La mission du Quartet ne s’est pas arrêtée à la formation du nouveau gouvernement. Le plus dur, dans le contexte tunisien au lendemain des assassinats politiques, était de rassembler tous les partis autour d’un même gouvernement. Ainsi, des rencontres ont eu lieu entre quartet, partis politiques et nouveau gouvernement, afin d’offrir à ce dernier un environnement favorable et le soutenir dans cette période de transition. Quels soutiens peuvent-ils offrir et quels rôles peuvent-ils jouer ?
À une situation politique bloquée s’ajoute la vulnérabilité de nos frontières qui ont fait de la Tunisie une passoire pour les armes et les cellules terroristes. La sécurité quotidienne s’est aussi effondrée et le ministère de l’Intérieur peine même à assurer la sécurité du simple citoyen. Les investisseurs ont commencé à quitter le pays et l’économie s’est effondrée tandis que prospérait la contrebande et les marchés parallèles. À la veille de la formation du nouveau gouvernement, le dinar tunisien avait atteint son plus bas niveau et des manifestations à caractère socioéconomique, en protestation contre l’augmentation des impôts et des prix, secouaient la Tunisie allant parfois jusqu’à l’affrontement avec la police et à des révoltes violentes dans les régions. Cependant la situation semble se normaliser graduellement depuis l’arrivée de Mehdi Jomâa et la constitution de son gouvernement, mais cela ne veut pas dire un retour définitif à ola stabilité.
Entre soutien, évaluation et contrôle
Le président de la Ligue tunisienne des Droits de l’Hommes, l’une des composantes du quartet, maître Abdessatar Ben Moussa, avait annoncé avant l’une des rencontres avec Mehdi Jomâa au mois de février, que la réunion avait pour but d’évaluer le rendement du nouveau gouvernement et son respect des engagements pris. Il a aussi évoqué une éventuelle commission de suivi des travaux du nouveau gouvernement, constituée par des représentants du quartet et de partis politiques.
Les revendications présentées lors du Dialogue national, précédant la constitution du nouveau gouvernement, rassemblaient plusieurs points, parmi lesquels: la révision des nominations partisanes au sein de l’Administration et des institutions tunisiennes dénombrées par milliers (partisans de la Troïka) et la dissolution des Ligues pour la protection de la Révolution devenues sources de troubles violents menaçant la société civile et les réunions des partis. L’une des principales revendications fut aussi la neutralisation des mosquées devenues dans plusieurs villes un lieu d’incitation à la haine, voire au meurtre.

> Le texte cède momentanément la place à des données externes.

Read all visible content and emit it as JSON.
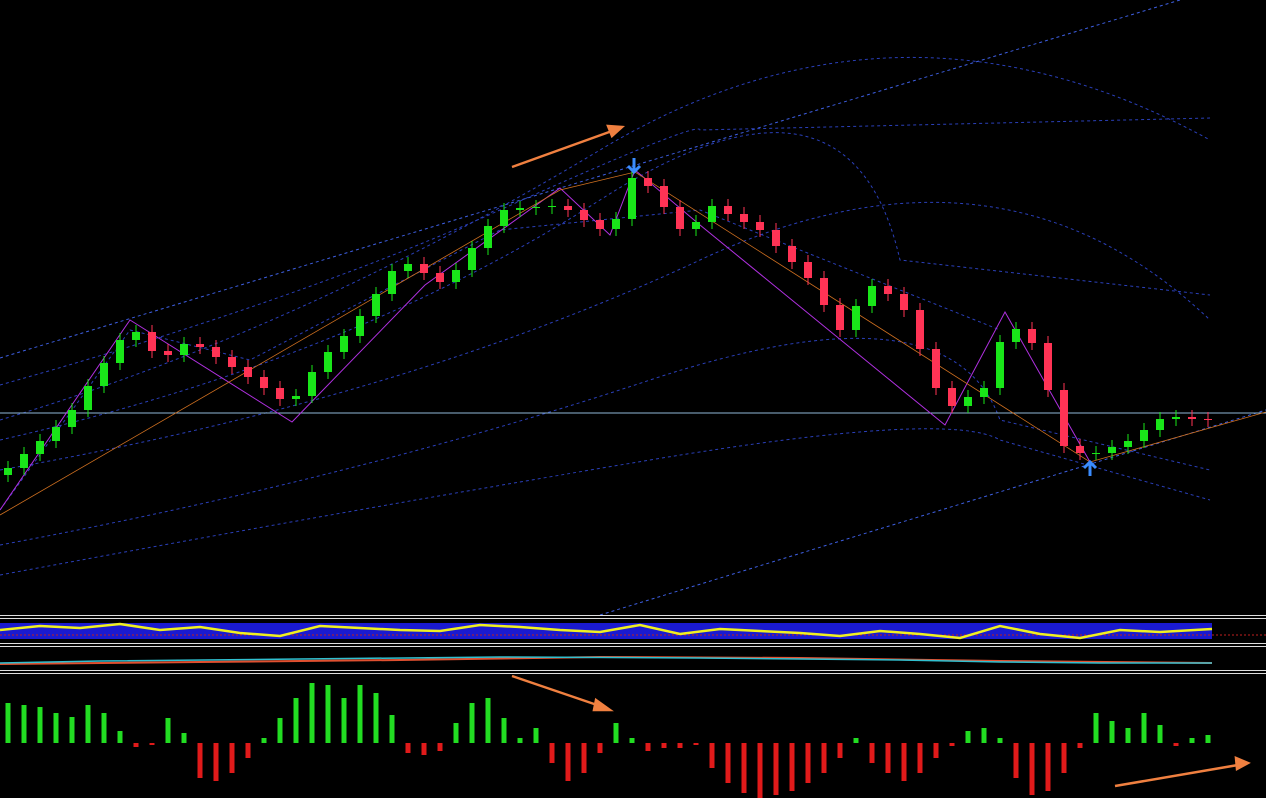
{
  "chart_data": [
    {
      "type": "candlestick",
      "ylim": [
        0,
        615
      ],
      "up_color": "#19e619",
      "down_color": "#ff3355",
      "open": [
        140,
        147,
        161,
        174,
        188,
        205,
        229,
        252,
        275,
        283,
        264,
        260,
        271,
        268,
        258,
        248,
        238,
        227,
        216,
        219,
        243,
        263,
        279,
        299,
        321,
        344,
        351,
        342,
        333,
        345,
        367,
        389,
        405,
        407,
        408,
        409,
        405,
        395,
        386,
        396,
        437,
        429,
        408,
        386,
        393,
        409,
        401,
        393,
        385,
        369,
        353,
        337,
        310,
        285,
        309,
        329,
        321,
        305,
        266,
        227,
        209,
        218,
        227,
        273,
        286,
        272,
        225,
        169,
        162,
        162,
        168,
        174,
        185,
        196,
        198,
        196
      ],
      "high": [
        154,
        168,
        181,
        195,
        212,
        236,
        259,
        282,
        290,
        290,
        271,
        278,
        278,
        275,
        265,
        255,
        245,
        234,
        226,
        250,
        270,
        286,
        306,
        328,
        351,
        358,
        358,
        349,
        352,
        374,
        396,
        412,
        414,
        415,
        416,
        416,
        412,
        402,
        403,
        444,
        444,
        436,
        415,
        400,
        416,
        416,
        408,
        400,
        392,
        376,
        360,
        344,
        317,
        316,
        336,
        336,
        328,
        312,
        273,
        234,
        225,
        234,
        280,
        293,
        293,
        279,
        232,
        176,
        169,
        175,
        181,
        192,
        203,
        205,
        205,
        203
      ],
      "low": [
        133,
        140,
        154,
        167,
        181,
        198,
        222,
        245,
        268,
        257,
        253,
        253,
        261,
        251,
        241,
        231,
        220,
        209,
        209,
        212,
        236,
        256,
        272,
        292,
        314,
        337,
        335,
        326,
        326,
        338,
        360,
        382,
        398,
        400,
        401,
        398,
        388,
        379,
        379,
        389,
        422,
        401,
        379,
        379,
        386,
        394,
        386,
        378,
        362,
        346,
        330,
        303,
        278,
        278,
        302,
        314,
        298,
        259,
        220,
        202,
        202,
        211,
        220,
        266,
        265,
        218,
        162,
        155,
        155,
        155,
        161,
        167,
        178,
        189,
        189,
        188
      ],
      "close": [
        147,
        161,
        174,
        188,
        205,
        229,
        252,
        275,
        283,
        264,
        260,
        271,
        268,
        258,
        248,
        238,
        227,
        216,
        219,
        243,
        263,
        279,
        299,
        321,
        344,
        351,
        342,
        333,
        345,
        367,
        389,
        405,
        407,
        408,
        409,
        405,
        395,
        386,
        396,
        437,
        429,
        408,
        386,
        393,
        409,
        401,
        393,
        385,
        369,
        353,
        337,
        310,
        285,
        309,
        329,
        321,
        305,
        266,
        227,
        209,
        218,
        227,
        273,
        286,
        272,
        225,
        169,
        162,
        162,
        168,
        174,
        185,
        196,
        198,
        196,
        195
      ]
    },
    {
      "type": "histogram",
      "ylim": [
        -55,
        68
      ],
      "up_color": "#22dd22",
      "down_color": "#e01a1a",
      "values": [
        40,
        38,
        36,
        30,
        26,
        38,
        30,
        12,
        -4,
        -2,
        25,
        10,
        -35,
        -38,
        -30,
        -15,
        5,
        25,
        45,
        60,
        58,
        45,
        58,
        50,
        28,
        -10,
        -12,
        -8,
        20,
        40,
        45,
        25,
        5,
        15,
        -20,
        -38,
        -30,
        -10,
        20,
        5,
        -8,
        -5,
        -5,
        -2,
        -25,
        -40,
        -50,
        -55,
        -52,
        -48,
        -40,
        -30,
        -15,
        5,
        -20,
        -30,
        -38,
        -30,
        -15,
        -3,
        12,
        15,
        5,
        -35,
        -52,
        -48,
        -30,
        -5,
        30,
        22,
        15,
        30,
        18,
        -3,
        5,
        8
      ]
    }
  ]
}
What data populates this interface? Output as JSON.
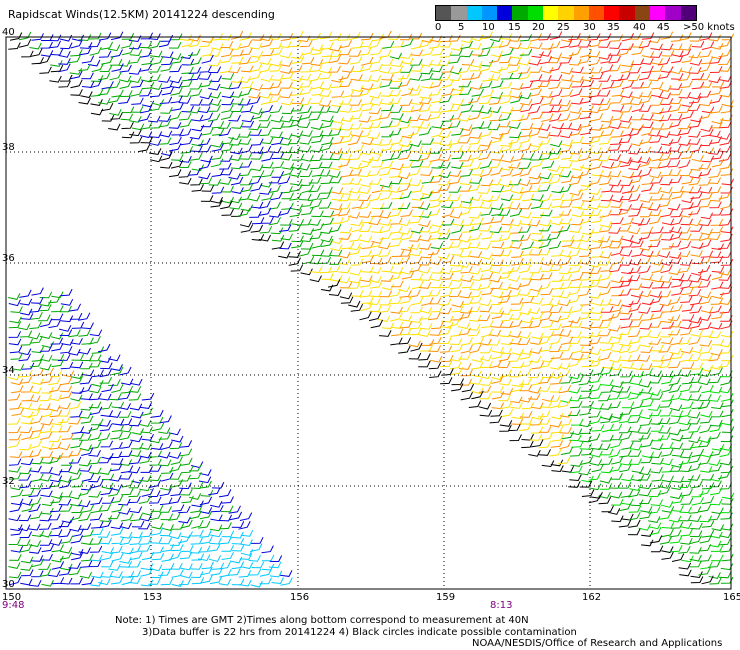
{
  "title": "Rapidscat Winds(12.5KM) 20141224 descending",
  "color_scale": {
    "labels": [
      "0",
      "5",
      "10",
      "15",
      "20",
      "25",
      "30",
      "35",
      "40",
      "45",
      ">50 knots"
    ],
    "colors": [
      "#555555",
      "#999999",
      "#00c8ff",
      "#0096ff",
      "#0000dd",
      "#00aa00",
      "#00dd00",
      "#ffff00",
      "#ffd200",
      "#ffa000",
      "#ff5000",
      "#ff0000",
      "#c80000",
      "#8b4513",
      "#ff00ff",
      "#a000c8",
      "#500078"
    ]
  },
  "latitudes": [
    "40",
    "38",
    "36",
    "34",
    "32",
    "30"
  ],
  "longitudes": [
    "150",
    "153",
    "156",
    "159",
    "162",
    "165"
  ],
  "times": [
    "9:48",
    "8:13"
  ],
  "notes": {
    "line1": "Note: 1) Times are GMT 2)Times along bottom correspond to measurement at 40N",
    "line2": "3)Data buffer is 22 hrs from 20141224 4) Black circles indicate possible contamination",
    "line3": "NOAA/NESDIS/Office of Research and Applications"
  },
  "swath_colors": {
    "edge": "#000000",
    "blue": "#0000dd",
    "green": "#00aa00",
    "lightgreen": "#00dd00",
    "yellow": "#ffe000",
    "orange": "#ff9000",
    "red": "#ff2020",
    "cyan": "#00c8ff"
  }
}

La commission a pour mission de suivre et de contrôler l’application de ces deux points, faute de quoi les élections seront impossibles. Le gouvernement de Mehdi Jomâa s’est également engagé à rétablir la sécurité au quotidien, tout comme sur le plan de la sécurité de l’État et du territoire. À cette fin, il faudra neutraliser, unifier et optimiser le rendement des ministères de la Défense et de l’Intérieur. Sans le retour de la sécurité, premier vecteur de l’investissement, il est vain d’espérer le retour d’un climat favorable à la reprise des affaires.
Sur le plan social, enflammé à la veille de la composition du gouvernement de Mehdi Jomâa, l’UGTT devrait calmer les protestations sociales et mettre fin aux grèves afin d’apaiser le climat qui sera ainsi favorable à l’investissement. L’Union pour la Tunisie — front constitué de cinq partis — le Parti Républicain et Ennahdha se sont proposés pour faire partie de la commission effectuant suivi et contrôle et appuyant le bon fonctionnement du gouvernement.
De plus, la commission travaillerait en collaboration avec l’UGTT. Une réunion mensuelle est prévue et des réunions de travail hebdomadaires seront organisées afin de traiter des dossiers brûlants. Dans le but d’optimiser et d’organiser les travaux de la commission, une rencontre a eu lieu le 18 mars dernier entre le chef de file d’Ennahdha, Rached Ghannouchi et le leader du Parti Républicain, Ahmed Néjib Chebbi, durant laquelle ils ont discuté de la création d’un espace de dialogue et d’examen des situations politique et économique.
En matière de soutien, arriver à un consensus est une priorité dans l’instauration d’un environnement sain pour la Tunisie et pour le gouvernement de Mehdi Jomâa. Tempérer les passions de leurs partisans et cultiver une vraie culture d’acceptation de l’autre sortiraient la Tunisie d’un climat oppressant et chargé de violence. Pouvoir se réunir autour d’une même table, participerait à l’aboutissement à des élections offrant une chance égale à tous.